А ведь, пожалуй, сани столкнутся! Подошло время, когда почтальон может проявить, с великой для себя пользой, отчаянную храбрость.
— Хватай вороного под уздцы! — кричу я.
Но почтальон от испуга и удивления онемел и недвижим. «Ну н превосходно, думаю я. — Мне нужно ученье, а не свадьба. Сшибётесь, и я избавлюсь от женитьбы. Плевал я на вас!»
У Марцинкевича отличный слух, и в другое время он, несомненно, услышал бы приближающийся топот. Но он, заметив меня, решил, по-видимому, объясниться. «Зося-то вам, дорогой мой, нравится?» — говорит небось он про себя…
Стоит мне подумать это, как я быстро, по-цирковому, кидаюсь и хватаю вороного за узду.
Линия ремней крепка, суха.
Мне надо держаться за неё тоже крепко!
Конь вздыбился.
Марцинкевич, сначала побледнев, а затем побагровев от напряжения, натягивает вожжи.
Сани замирают в воротах.
На глазах почтальона слёзы. О чём он плачет, бедный? Я на мгновенье кладу ему руку на волосы. А купец Смолин не только не поблагодарил меня, он даже не повернулся в мою сторону. Ну и чёрт с тобой!
Нет мне никакого дела и до Марцинкевича! Извозчик проезжает мимо и, по-прежнему туго держа вожжи, говорят мне не без уважения:
— 3лодей, Всеволод, злодей! Ведь вороной-то урослив. Мог затоптать!
— Бросьте вы, господин Марцинкевич, — отвечаю я, не поднимая головы. Смирнее вашего вороного и коня нет.

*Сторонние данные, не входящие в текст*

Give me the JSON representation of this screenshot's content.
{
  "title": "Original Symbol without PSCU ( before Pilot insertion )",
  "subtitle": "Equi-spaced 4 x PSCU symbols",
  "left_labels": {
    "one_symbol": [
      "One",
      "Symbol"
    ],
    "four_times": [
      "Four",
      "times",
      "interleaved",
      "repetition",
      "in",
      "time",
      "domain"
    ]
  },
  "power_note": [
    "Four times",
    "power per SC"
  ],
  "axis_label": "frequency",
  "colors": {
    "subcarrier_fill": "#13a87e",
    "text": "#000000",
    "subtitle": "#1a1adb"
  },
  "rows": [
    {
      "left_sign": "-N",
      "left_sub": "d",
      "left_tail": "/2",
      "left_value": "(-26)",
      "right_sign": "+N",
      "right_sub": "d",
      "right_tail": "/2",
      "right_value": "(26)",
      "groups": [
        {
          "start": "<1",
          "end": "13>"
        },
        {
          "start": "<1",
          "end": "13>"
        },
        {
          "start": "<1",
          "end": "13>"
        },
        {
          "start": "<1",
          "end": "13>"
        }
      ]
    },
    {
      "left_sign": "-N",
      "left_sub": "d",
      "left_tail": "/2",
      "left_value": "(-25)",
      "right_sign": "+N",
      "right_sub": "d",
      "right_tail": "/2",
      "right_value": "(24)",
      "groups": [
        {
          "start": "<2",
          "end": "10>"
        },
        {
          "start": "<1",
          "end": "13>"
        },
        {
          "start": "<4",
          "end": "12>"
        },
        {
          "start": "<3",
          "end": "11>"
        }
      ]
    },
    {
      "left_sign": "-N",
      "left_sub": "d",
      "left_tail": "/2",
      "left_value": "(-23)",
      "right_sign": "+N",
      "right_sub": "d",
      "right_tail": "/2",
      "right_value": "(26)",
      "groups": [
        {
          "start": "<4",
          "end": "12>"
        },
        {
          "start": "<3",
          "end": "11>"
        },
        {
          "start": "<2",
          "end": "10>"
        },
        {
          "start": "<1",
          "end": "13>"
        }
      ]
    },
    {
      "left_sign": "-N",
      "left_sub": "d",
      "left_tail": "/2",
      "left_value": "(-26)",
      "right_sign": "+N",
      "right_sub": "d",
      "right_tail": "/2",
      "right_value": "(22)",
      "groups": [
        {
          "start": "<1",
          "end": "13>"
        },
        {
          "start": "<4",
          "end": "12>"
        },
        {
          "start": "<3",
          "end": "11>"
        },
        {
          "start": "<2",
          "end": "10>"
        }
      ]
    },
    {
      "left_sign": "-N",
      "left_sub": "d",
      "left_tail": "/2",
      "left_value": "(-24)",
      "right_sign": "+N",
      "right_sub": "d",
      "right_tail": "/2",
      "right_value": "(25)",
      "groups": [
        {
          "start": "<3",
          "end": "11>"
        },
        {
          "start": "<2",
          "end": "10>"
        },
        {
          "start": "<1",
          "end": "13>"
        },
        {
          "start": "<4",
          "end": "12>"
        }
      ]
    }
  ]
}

— Одно слово: злодей ты, Всеволод!
Мало времени, да много происшествий. И я задумчиво смотрю вслед извозчику. Он сутул, голова по уши вошла в плечи, руки коротки, чуть не вполовину короче обычных. Кушак не на талии, а где-то совсем под мышками, голос сиплый. Ну, а если действительно существует наследственность? Что же наследуют мои дети со стороны жены? А я-то считал себя поклонником красоты! Кого я спас? Да и купец Смолин тоже не ахти какой красавец и, кроме того, мошенник. Тощее лицо, впалые, узенькие глазки, коротенькая, заношенная енотовая шубёнка. Говорят, разбогател на сбыте фальшивых монет. Похоже! Миллионер, а чёрт его знает как одевается!.. Но, надо признаться, Зося недурна…
— А вы, кажись, прозевали своё счастье? — говорю я почтальону.
Почтальон вытирает слёзы.
— Я слаб, побоялся, что конь, топча меня, и вас истопчет, господин Иванов. А я надеюсь всё-таки быть вашим родственником.
И этот туда же! Жениться? Женись сам, если хочешь! Не отдают — кради, венчайся убёгом. A мне ученье надобно, не женитьба! Я хочу быть студентом Томского университета.
Почтальон ушёл. Конверт дядиного письма давно разорван. Но, видно, иногда легче остановить вздыбленного коня, чем прочесть несколько красиво написанных страниц.
Прежде дядя писал мне не часто. Но в эту зиму, особенно после того, как я сообщил ему, что отказываюсь от факирства, мечтаний о поездках в Индию и остаюсь в Кургане, чтобы учиться, я стал всё чаще получать его письма, печальные, длинные, заканчивающиеся обычно какими-нибудь духовными наставлениями, к тому же подкреплёнными парой цитат из священного писания. И в каждом письме он жалуется на здоровье.